Die vom 2. Senat im Urteil vom 08.05.1996 als Unfallfolge mitbewertete Druck- und Klopfschmerzhaftigkeit im Bereich des Knochendefektes, die abgesehen von einer Klopfdolenz bei Prof. Dr. D. von keinem anderen Arzt beschrieben wurde, vielmehr von Dr. B. sogar ausgeschlossen worden war, wird auch in keinem der Dauerrentengewährung nachfolgenden Gutachten als Unfallfolge angeführt. Allenfalls im Gutachten von Dr. E. finden sich solches als Beschwerdevorbringen des Klägers. Ob diesbezüglich eine Änderung eingetreten ist, lässt der Senat offen. Offenkundig ist die Nichtberücksichtigung einer Druck- und Klopfschmerzhaftigkeit zum Zeitpunkt des Erlasses des Dauerrentenbescheids aus der Bezugnahme auf das Gutachten von Dr. B., deshalb kommt dem Wegfall einer solchen als Unfallfolge angesehenen Funktionsbehinderung nicht die Wertigkeit einer "wesentlichen" Änderung i. S. v. § 48 SGB X zu. Die MdE von 20 v.H. beruhte hauptsächlich auf der besonderen Verletzlichkeit der Knochenlücke. Die integrierende Berücksichtigung einer noch hinzutretenden - fraglichen - Schmerzhaftigkeit im Berufungsverfahren vor dem Landessozialgericht war für die MdE von 20 v.H. nicht bestimmend. Weder den Bescheiden noch dem Urteil vom 08.05.1996 ist etwas anderes zu entnehmen. Eine Änderung um mehr als 5 v.H., was allein eine wesentliche Änderung begründet, wäre mit dem Wegfall der Druck- und Klopfdolenz nicht zu begründen.

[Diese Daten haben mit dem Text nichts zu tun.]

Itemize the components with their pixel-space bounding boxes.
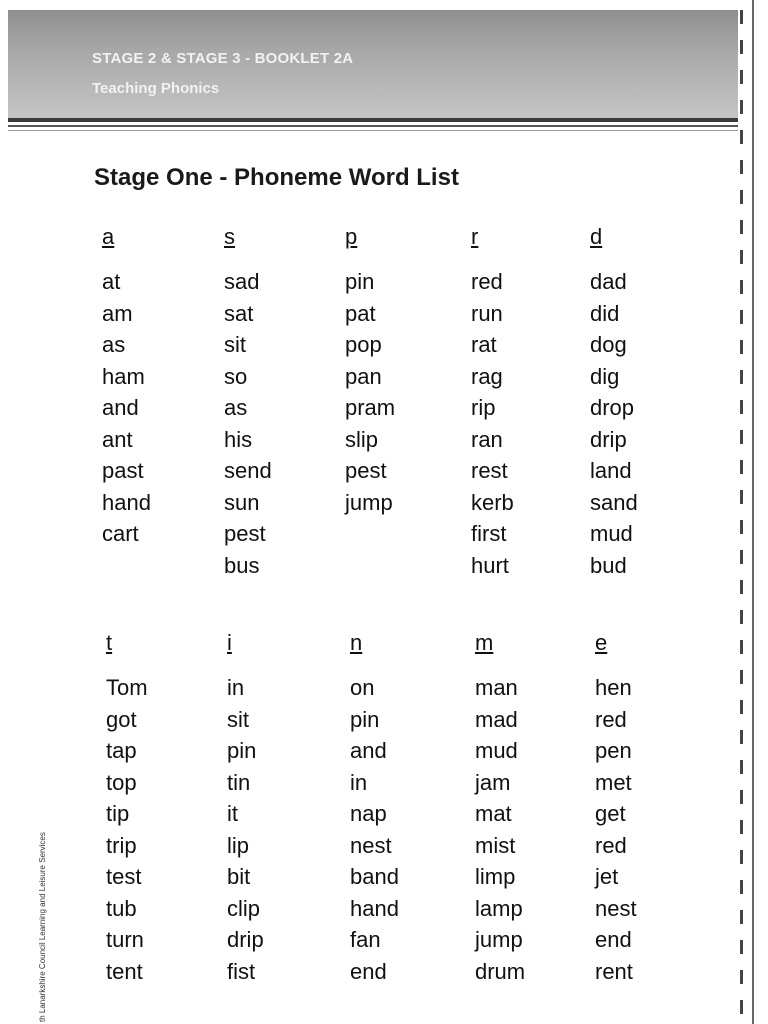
word-item: dog [590,332,627,357]
word-item: fist [227,958,256,984]
word-item: so [224,363,248,389]
word-item: am [102,300,133,326]
phoneme-column [102,226,212,550]
publisher-credit: th Lanarkshire Council Learning and Leisure Services [38,832,47,1022]
word-item: sit [227,706,249,732]
word-item: drum [475,958,526,984]
word-item: in [350,769,368,795]
word-item: tent [106,958,143,984]
word-item: nest [350,832,392,858]
word-item: trip [106,832,137,858]
word-item: bit [227,864,251,889]
word-item: run [471,300,503,326]
word-item: rat [471,332,497,357]
word-item: mist [475,832,516,858]
word-item: tin [227,769,251,795]
word-item: mud [590,521,633,546]
word-item: in [227,675,245,700]
word-item: Tom [106,675,148,700]
phoneme-heading: m [475,630,494,655]
phoneme-column [590,226,700,581]
word-item: tub [106,895,137,921]
page-edge [752,0,754,1024]
word-item: hen [595,675,632,700]
word-item: pest [345,458,387,483]
word-item: fan [350,927,381,952]
header-banner [8,10,738,118]
word-item: jet [595,864,619,889]
word-item: test [106,864,142,889]
word-item: dig [590,363,620,389]
phoneme-heading: i [227,630,232,655]
word-item: jam [475,769,511,795]
word-item: as [224,395,248,420]
word-item: rest [471,458,508,483]
word-item: his [224,426,253,452]
word-item: red [595,832,627,858]
word-item: jump [475,927,523,952]
phoneme-heading: n [350,630,363,655]
phoneme-heading: t [106,630,113,655]
word-item: kerb [471,489,514,515]
phoneme-column [106,632,216,987]
word-item: mad [475,706,518,732]
word-item: hand [350,895,399,921]
word-item: red [595,706,627,732]
word-item: drop [590,395,635,420]
word-item: rent [595,958,633,984]
word-item: sun [224,489,260,515]
word-item: and [102,395,139,420]
word-item: clip [227,895,261,921]
word-item: ran [471,426,503,452]
word-item: pest [224,521,266,546]
word-item: jump [345,489,393,515]
word-item: bus [224,552,260,578]
phoneme-column [471,226,581,581]
word-item: land [590,458,632,483]
word-item: ant [102,426,133,452]
word-item: band [350,864,399,889]
word-item: got [106,706,137,732]
word-item: pan [345,363,382,389]
word-item: first [471,521,507,546]
word-item: pen [595,738,632,763]
word-item: pop [345,332,382,357]
word-item: nap [350,801,387,826]
word-item: lip [227,832,250,858]
word-item: past [102,458,144,483]
page-edge [740,10,743,1020]
word-item: mat [475,801,512,826]
word-item: lamp [475,895,523,921]
word-item: sit [224,332,246,357]
word-item: end [595,927,632,952]
word-item: pram [345,395,396,420]
header-rule [8,118,738,122]
word-item: man [475,675,518,700]
word-item: sad [224,269,260,294]
word-item: tap [106,738,137,763]
word-item: met [595,769,632,795]
word-item: drip [590,426,627,452]
header-rule [8,125,738,127]
word-item: sand [590,489,638,515]
word-item: nest [595,895,637,921]
header-rule [8,130,738,131]
word-item: mud [475,738,518,763]
word-item: pin [227,738,257,763]
phoneme-column [345,226,455,518]
word-item: red [471,269,503,294]
phoneme-heading: p [345,224,358,249]
word-item: turn [106,927,144,952]
phoneme-column [350,632,460,987]
word-item: drip [227,927,264,952]
word-item: slip [345,426,379,452]
word-item: at [102,269,121,294]
phoneme-heading: d [590,224,603,249]
word-item: on [350,675,375,700]
phoneme-heading: e [595,630,608,655]
page-title: Stage One - Phoneme Word List [94,164,459,191]
word-item: rip [471,395,496,420]
word-item: tip [106,801,130,826]
word-item: and [350,738,387,763]
word-item: as [102,332,126,357]
word-item: pat [345,300,376,326]
phoneme-heading: a [102,224,115,249]
word-item: it [227,801,238,826]
phoneme-column [227,632,337,987]
phoneme-column [475,632,585,987]
word-item: sat [224,300,254,326]
word-item: send [224,458,272,483]
word-item: hand [102,489,151,515]
booklet-title: STAGE 2 & STAGE 3 - BOOKLET 2A [92,50,354,67]
word-item: rag [471,363,503,389]
word-item: bud [590,552,627,578]
word-item: cart [102,521,139,546]
phoneme-column [224,226,334,581]
word-item: ham [102,363,145,389]
word-item: pin [350,706,380,732]
word-item: top [106,769,137,795]
phoneme-heading: s [224,224,235,249]
word-item: get [595,801,626,826]
word-item: limp [475,864,516,889]
booklet-subtitle: Teaching Phonics [92,80,220,97]
phoneme-heading: r [471,224,479,249]
phoneme-column [595,632,705,987]
word-item: did [590,300,620,326]
word-item: end [350,958,387,984]
word-item: dad [590,269,627,294]
word-item: pin [345,269,375,294]
word-item: hurt [471,552,509,578]
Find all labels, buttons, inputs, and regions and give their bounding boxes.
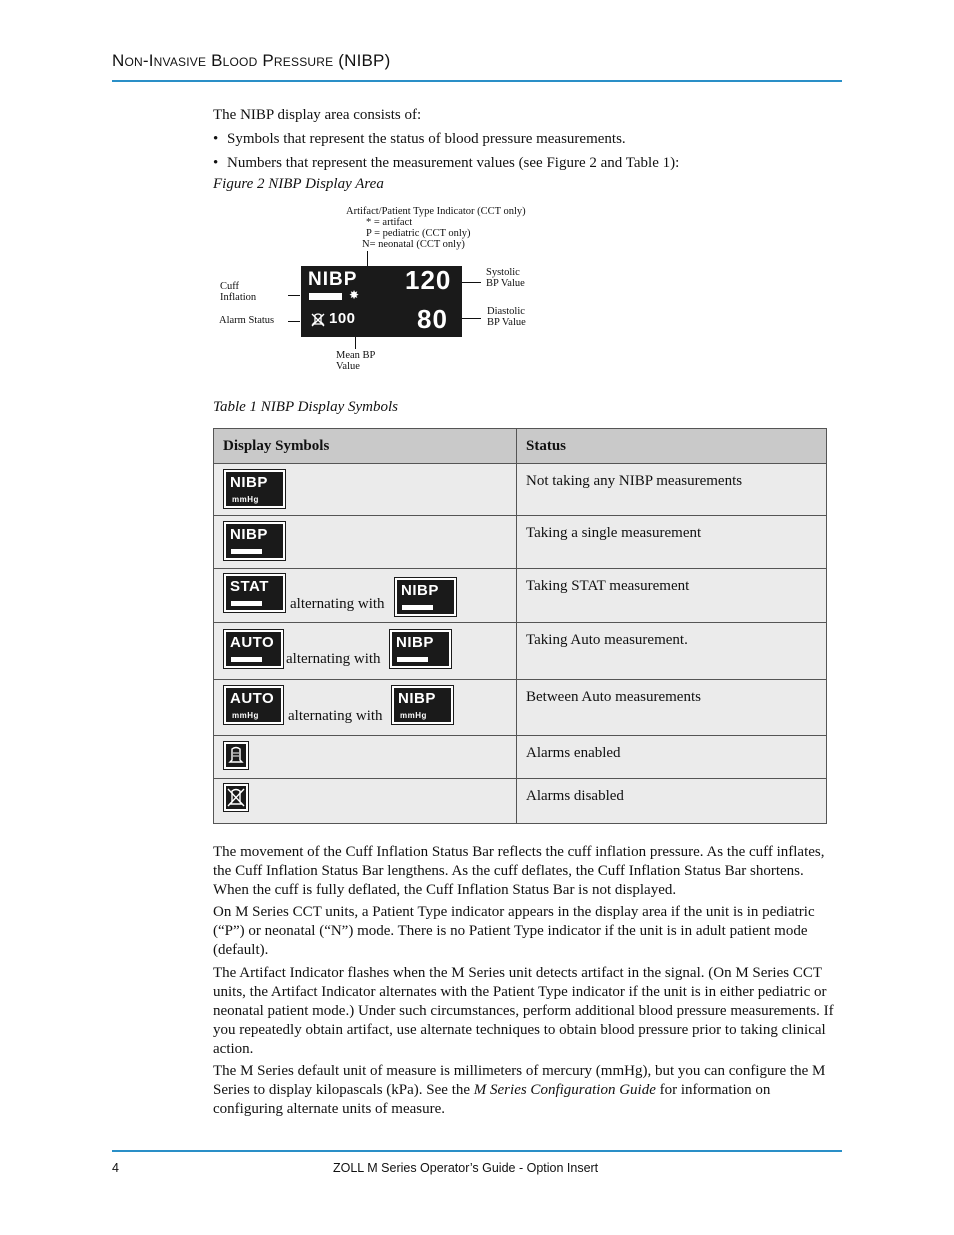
auto-bar-icon bbox=[224, 630, 283, 668]
icon-label: STAT bbox=[230, 578, 269, 595]
display-nibp-label: NIBP bbox=[308, 269, 358, 290]
table-header: Display Symbols bbox=[214, 429, 517, 464]
nibp-display-panel bbox=[301, 266, 462, 337]
body-paragraph: The Artifact Indicator flashes when the M Series unit detects artifact in the signal. (On M Series CCT units, the Artifact Indicator alternates with the Patient Type indicator if the unit is in either pediatric or neonatal patient mode.) Under such circumstances, perform additional blood pressure measurements. If you repeatedly obtain artifact, use alternate techniques to obtain blood pressure prior to taking clinical action. bbox=[213, 965, 834, 1057]
status-cell: Alarms disabled bbox=[517, 779, 827, 824]
status-cell: Not taking any NIBP measurements bbox=[517, 464, 827, 516]
footer-title: ZOLL M Series Operator’s Guide - Option Insert bbox=[333, 1161, 599, 1175]
alternating-text: alternating with bbox=[286, 651, 381, 667]
artifact-callout-title: Artifact/Patient Type Indicator (CCT only) bbox=[346, 206, 526, 217]
bell-icon bbox=[226, 744, 246, 767]
body-paragraph: On M Series CCT units, a Patient Type indicator appears in the display area if the unit is in pediatric (“P”) or neonatal (“N”) mode. There is no Patient Type indicator if the unit is in adult patient mode (default). bbox=[213, 904, 815, 958]
guide-title: M Series Configuration Guide bbox=[473, 1082, 656, 1098]
status-cell: Taking STAT measurement bbox=[517, 569, 827, 623]
symbol-cell bbox=[214, 736, 517, 779]
icon-label: NIBP bbox=[396, 634, 434, 651]
bullet-item: • Symbols that represent the status of blood pressure measurements. bbox=[213, 131, 626, 147]
cuff-leader bbox=[288, 295, 300, 296]
footer-rule bbox=[112, 1150, 842, 1152]
alarm-callout: Alarm Status bbox=[219, 315, 275, 326]
nibp-mmhg-icon bbox=[224, 470, 285, 508]
alarm-leader bbox=[288, 321, 300, 322]
artifact-callout-line: P = pediatric (CCT only) bbox=[366, 228, 471, 239]
icon-bar bbox=[231, 549, 262, 554]
diastolic-leader bbox=[462, 318, 481, 319]
cuff-callout: Inflation bbox=[220, 292, 257, 303]
icon-label: NIBP bbox=[230, 474, 268, 491]
symbol-cell bbox=[214, 680, 517, 736]
figure-caption: Figure 2 NIBP Display Area bbox=[213, 176, 384, 192]
bullet-item: • Numbers that represent the measurement values (see Figure 2 and Table 1): bbox=[213, 155, 680, 171]
stat-bar-icon bbox=[224, 574, 285, 612]
icon-label: NIBP bbox=[398, 690, 436, 707]
icon-bar bbox=[402, 605, 433, 610]
symbol-cell bbox=[214, 464, 517, 516]
mean-callout: Mean BP bbox=[336, 350, 376, 361]
mean-callout: Value bbox=[336, 361, 360, 372]
icon-label: NIBP bbox=[401, 582, 439, 599]
mean-value: 100 bbox=[329, 310, 356, 327]
status-cell: Taking a single measurement bbox=[517, 516, 827, 569]
table-row bbox=[214, 736, 827, 779]
table-caption: Table 1 NIBP Display Symbols bbox=[213, 399, 399, 415]
status-cell: Alarms enabled bbox=[517, 736, 827, 779]
bell-crossed-icon bbox=[226, 786, 246, 809]
table-header-row bbox=[214, 429, 827, 464]
icon-label: NIBP bbox=[230, 526, 268, 543]
paragraph-text: for information on configuring alternate units of measure. bbox=[213, 1082, 771, 1117]
systolic-callout: Systolic bbox=[486, 267, 520, 278]
mean-leader bbox=[355, 337, 356, 349]
icon-label: AUTO bbox=[230, 634, 275, 651]
artifact-callout-line: * = artifact bbox=[366, 217, 413, 228]
page-title: Non-Invasive Blood Pressure (NIBP) bbox=[112, 51, 391, 70]
systolic-leader bbox=[462, 282, 481, 283]
diastolic-value: 80 bbox=[417, 304, 448, 334]
icon-bar bbox=[231, 657, 262, 662]
nibp-bar-icon bbox=[224, 522, 285, 560]
alarm-disabled-icon bbox=[311, 312, 325, 327]
alarm-enabled-icon bbox=[224, 742, 248, 769]
symbol-cell bbox=[214, 779, 517, 824]
artifact-callout-line: N= neonatal (CCT only) bbox=[362, 239, 465, 250]
table-row bbox=[214, 779, 827, 824]
icon-unit: mmHg bbox=[400, 711, 427, 720]
alternating-text: alternating with bbox=[290, 596, 385, 612]
status-cell: Between Auto measurements bbox=[517, 680, 827, 736]
icon-unit: mmHg bbox=[232, 495, 259, 504]
bullet-text: Numbers that represent the measurement values (see Figure 2 and Table 1): bbox=[227, 155, 680, 171]
table-row bbox=[214, 464, 827, 516]
icon-label: AUTO bbox=[230, 690, 275, 707]
nibp-mmhg-icon bbox=[392, 686, 453, 724]
symbol-cell bbox=[214, 623, 517, 680]
paragraph-text: The M Series default unit of measure is millimeters of mercury (mmHg), but you can configure the M Series to display kilopascals (kPa). See the bbox=[213, 1063, 826, 1098]
icon-bar bbox=[231, 601, 262, 606]
symbol-cell bbox=[214, 569, 517, 623]
alarm-disabled-icon bbox=[224, 784, 248, 811]
body-paragraph: The movement of the Cuff Inflation Status Bar reflects the cuff inflation pressure. As the cuff inflates, the Cuff Inflation Status Bar lengthens. As the cuff deflates, the Cuff Inflation Status Bar shortens. When the cuff is fully deflated, the Cuff Inflation Status Bar is not displayed. bbox=[213, 844, 825, 898]
systolic-callout: BP Value bbox=[486, 278, 525, 289]
nibp-bar-icon bbox=[390, 630, 451, 668]
auto-mmhg-icon bbox=[224, 686, 283, 724]
bullet-text: Symbols that represent the status of blood pressure measurements. bbox=[227, 131, 626, 147]
nibp-bar-icon bbox=[395, 578, 456, 616]
alternating-text: alternating with bbox=[288, 708, 383, 724]
artifact-indicator: ✸ bbox=[349, 288, 360, 302]
header-rule bbox=[112, 80, 842, 82]
nibp-symbols-table bbox=[213, 428, 827, 824]
table-header: Status bbox=[517, 429, 827, 464]
table-row bbox=[214, 680, 827, 736]
cuff-inflation-bar bbox=[309, 293, 342, 300]
table-row bbox=[214, 516, 827, 569]
systolic-value: 120 bbox=[405, 265, 452, 295]
diastolic-callout: Diastolic bbox=[487, 306, 525, 317]
body-paragraph bbox=[213, 1062, 843, 1119]
diastolic-callout: BP Value bbox=[487, 317, 526, 328]
table-row bbox=[214, 623, 827, 680]
page-number: 4 bbox=[112, 1161, 119, 1175]
status-cell: Taking Auto measurement. bbox=[517, 623, 827, 680]
table-row bbox=[214, 569, 827, 623]
icon-unit: mmHg bbox=[232, 711, 259, 720]
icon-bar bbox=[397, 657, 428, 662]
intro-lead: The NIBP display area consists of: bbox=[213, 107, 422, 123]
symbol-cell bbox=[214, 516, 517, 569]
cuff-callout: Cuff bbox=[220, 281, 240, 292]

Bei dieser Ausgangslage ist die für den Bereich der Versorgungsverwaltung entwickelte Vermutungsregel (vgl. 9. Senat des Bundessozialgerichts, Urteil vom 10.02.1993 -9/9a RVs 5/91 -, SozR 3-1300 § 48 Nr. 25), dass bei einer geringeren Bewertung nachteiliger Auswirkungen eines regelwidrigen körperlichen, geistigen oder seelischen Zustandes als in einem einige Zeit vorher erlassenen Verwaltungsakt zu vermuten sei, dass die Auswirkungen tatsächlich geringer und nicht ursprünglich unrichtig bewertet worden sind, nicht anwendbar. Eine konkrete Umschreibung der bewerteten funktionellen Beeinträchtigungen liegt vor. Die von Prof. Dr. St. angenommene Änderung der Verhältnisse beruht auf dem Vergleich des von ihm erhobenen Befundes mit einem unzutreffend angenommenen ursprünglichen Unfallfolgezustand, den Kopfschmerzen, unter Bezugnahme auf das hierfür auch nicht maßgebende Gutachten von Dr. K ... Bereits der Neurologe und Psychiater Dr. B. ging im Gutachten vom 25.05.1992 für sein Fachgebiet davon aus, dass außer dem Schädelkalottendefekt keine weiteren wesentlichen Einschränkungen auf seinem Fachgebiet bestehen, was mit der Einschätzung von Prof. Dr. St., Unfallfolgen auf neurologisch-psychiatrischem Fachgebiet lägen nicht - mehr - vor, übereinstimmt. Inwieweit die darauf gestützte MdE-Einschätzung Dr. B. von 20 v.H. fehlerhaft war, kann dahinstehen.

Die Kostenentscheidung beruht auf § 193 SGG.

Gründe für die Zulassung der Revision liegen nicht vor.